The collected statements of J. Amherst

Summary:

Previously lost statements of John Amherst, prior to his presumed death in 2013.

They've been restorated to the best of our abilities but due to the nature of the subject, a full restoration will not be possible at this time. I've tried to provide context using the standard procedure annotation system.

Chapter 1: The First Statement of John Amherst

Chapter Text

First statement of J.Amherst to the Magnus Institute.
(Date smeared, possibly late 19th to early 20th, more likely 20th due to details.)

It seems like I’ve taken ill. I can’t keep anything I eat down, whenever I fall asleep it feels like my innards want to be my, ha, outards.

My wife has tried to call on doctors to come see me, or me to see them but I think we both know that is not how this works anymore. She sits there, in her chair, worried look on her face. It’s just the flu, I tell her. A flu that has plaguing my system for two years. [wheezing laugh] I did see some doctors in the beginning, you know. Nothing but a particularly aggressive flu, they said. Drink and sleep more, they said. Can’t be having that. Don’t trust doctors anymore. With their prodding and poking and tests and false sympathy.
There’s this deep bone gnawing feeling that I have somewhere to be. My wife won’t let me go. She says I’m too ill, too ravaged by sickness to leave. That I must stay here and get well. She’s kind, my wife.

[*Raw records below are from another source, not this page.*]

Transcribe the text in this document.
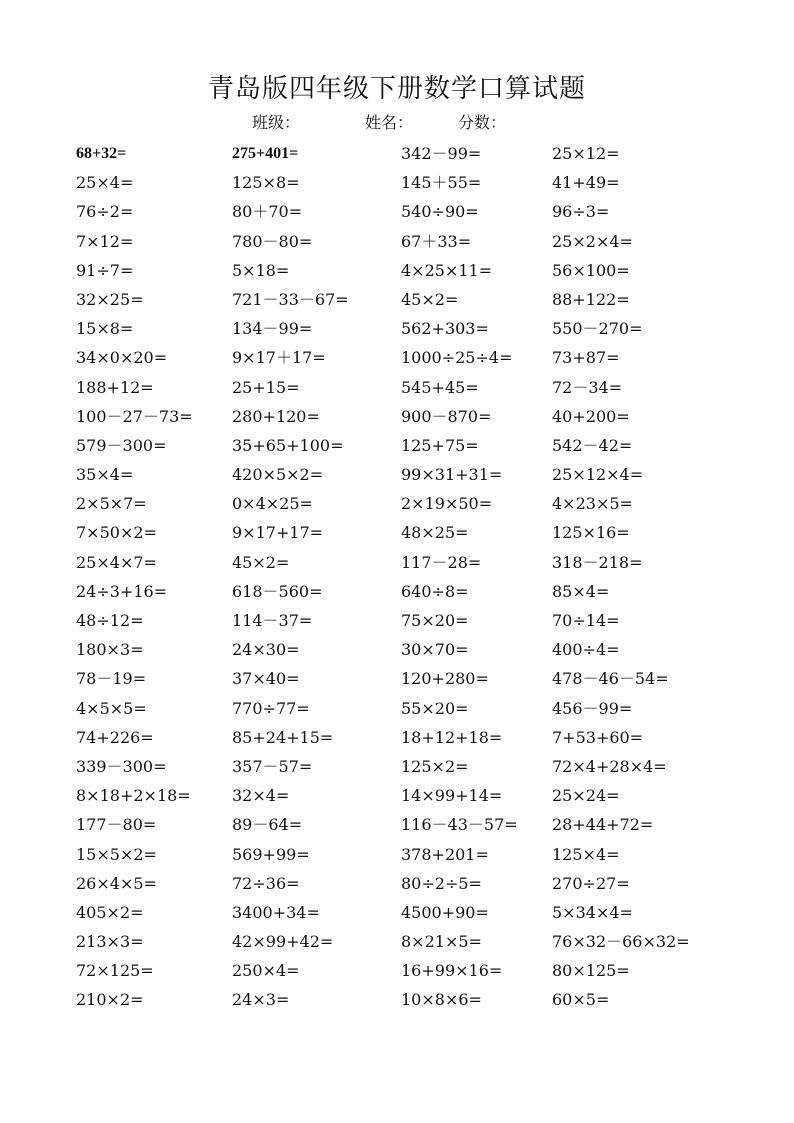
青岛版四年级下册数学口算试题
班级：	姓名：	分数：
68+32=	275+401=	342－99=	25×12=
25×4=	125×8=	145＋55=	41+49=
76÷2=	80＋70=	540÷90=	96÷3=
7×12=	780－80=	67＋33=	25×2×4=
91÷7=	5×18=	4×25×11=	56×100=
32×25=	721－33－67=	45×2=	88+122=
15×8=	134－99=	562+303=	550－270=
34×0×20=	9×17＋17=	1000÷25÷4= 73+87=
188+12=	25+15=	545+45=	72－34=
100－27－73= 280+120=	900－870=	40+200=
579－300=	35+65+100=	125+75=	542－42=
35×4=	420×5×2=	99×31+31=	25×12×4=
2×5×7=	0×4×25=	2×19×50=	4×23×5=
7×50×2=	9×17+17=	48×25=	125×16=
25×4×7=	45×2=	117－28=	318－218=
24÷3+16=	618－560=	640÷8=	85×4=
48÷12=	114－37=	75×20=	70÷14=
180×3=	24×30=	30×70=	400÷4=
78－19=	37×40=	120+280=	478－46－54=
4×5×5=	770÷77=	55×20=	456－99=
74+226=	85+24+15=	18+12+18=	7+53+60=
339－300=	357－57=	125×2=	72×4+28×4=
8×18+2×18=	32×4=	14×99+14=	25×24=
177－80=	89－64=	116－43－57= 28+44+72=
15×5×2=	569+99=	378+201=	125×4=
26×4×5=	72÷36=	80÷2÷5=	270÷27=
405×2=	3400+34=	4500+90=	5×34×4=
213×3=	42×99+42=	8×21×5=	76×32－66×32=
72×125=	250×4=	16+99×16=	80×125=
210×2=	24×3=	10×8×6=	60×5=
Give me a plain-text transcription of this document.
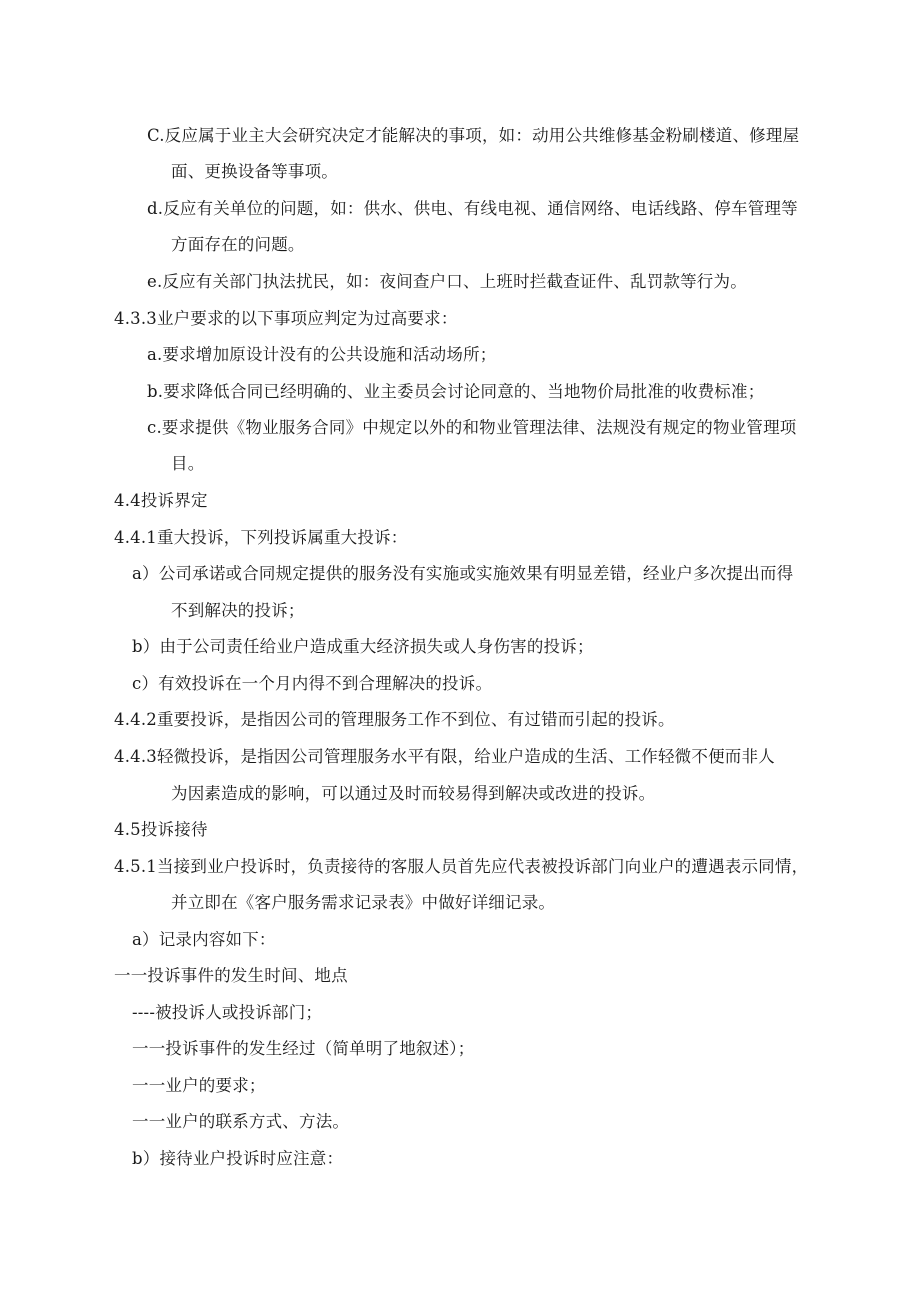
C.反应属于业主大会研究决定才能解决的事项，如：动用公共维修基金粉刷楼道、修理屋
面、更换设备等事项。
d.反应有关单位的问题，如：供水、供电、有线电视、通信网络、电话线路、停车管理等
方面存在的问题。
e.反应有关部门执法扰民，如：夜间查户口、上班时拦截查证件、乱罚款等行为。
4.3.3业户要求的以下事项应判定为过高要求：
a.要求增加原设计没有的公共设施和活动场所；
b.要求降低合同已经明确的、业主委员会讨论同意的、当地物价局批准的收费标准；
c.要求提供《物业服务合同》中规定以外的和物业管理法律、法规没有规定的物业管理项
目。
4.4投诉界定
4.4.1重大投诉，下列投诉属重大投诉：
a）公司承诺或合同规定提供的服务没有实施或实施效果有明显差错，经业户多次提出而得
不到解决的投诉；
b）由于公司责任给业户造成重大经济损失或人身伤害的投诉；
c）有效投诉在一个月内得不到合理解决的投诉。
4.4.2重要投诉，是指因公司的管理服务工作不到位、有过错而引起的投诉。
4.4.3轻微投诉，是指因公司管理服务水平有限，给业户造成的生活、工作轻微不便而非人
为因素造成的影响，可以通过及时而较易得到解决或改进的投诉。
4.5投诉接待
4.5.1当接到业户投诉时，负责接待的客服人员首先应代表被投诉部门向业户的遭遇表示同情，
并立即在《客户服务需求记录表》中做好详细记录。
a）记录内容如下：
一一投诉事件的发生时间、地点
----被投诉人或投诉部门；
一一投诉事件的发生经过（简单明了地叙述）；
一一业户的要求；
一一业户的联系方式、方法。
b）接待业户投诉时应注意：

I wish I could remember how I came to fall to this sickness, this miasmatic illness, but there can’t be a time before. I remember having colleagues, acquaintances, friends even. Where are they now? Why have they not come to see their poor friend John? My wife tells me they came calling for me but I told them in no uncertain terms to leave. Why would’ve I done that?

(Here there appears to be a section lost to extensive discolouration and mold.)

It’s odd. I can not remember a time before my illness. So much of my daily life has been warped and skewed from the perspective of my bed. The flies help me tell the time, actually. I’ve begun to notice a pattern in how they act as the day creep forward. One could almost say that I have formed a closer bond to them than to my wife, as my disease continues. She is kind, but it’s out of duty. When I look in her eyes as she enters and leaves my room, I can tell she’s begun to feel disgust as she sees me. And truth be told, I feel the same. There can be no more love between us anymore. She, as do I, wish that there could be an end to this. The flies crawl along the wall, and my eyes slowly follow them round and round. Perhaps I’ve always been sick? Maybe I came into this world a grown man, filled with mundane hopes and dreams just to have them shattered like a plate against the floor by some unseeing, uncaring god. They say on the radio that the war ended, but a modern plague claimed more lives than the trenches and gas and the shells. [Wheezing laugh] No matter who you are, you can’t outpace a plague.

Have you read “The Metamorphosis” by Kafka? You seem the sort to enjoy it. A man transformed into a beetle, spurned by his family who he supported. An apple get lodged in his body and an infection spreads. He dies alone in the attic after his entire family rejects him. I am not an insect. I will not die alone in the attic.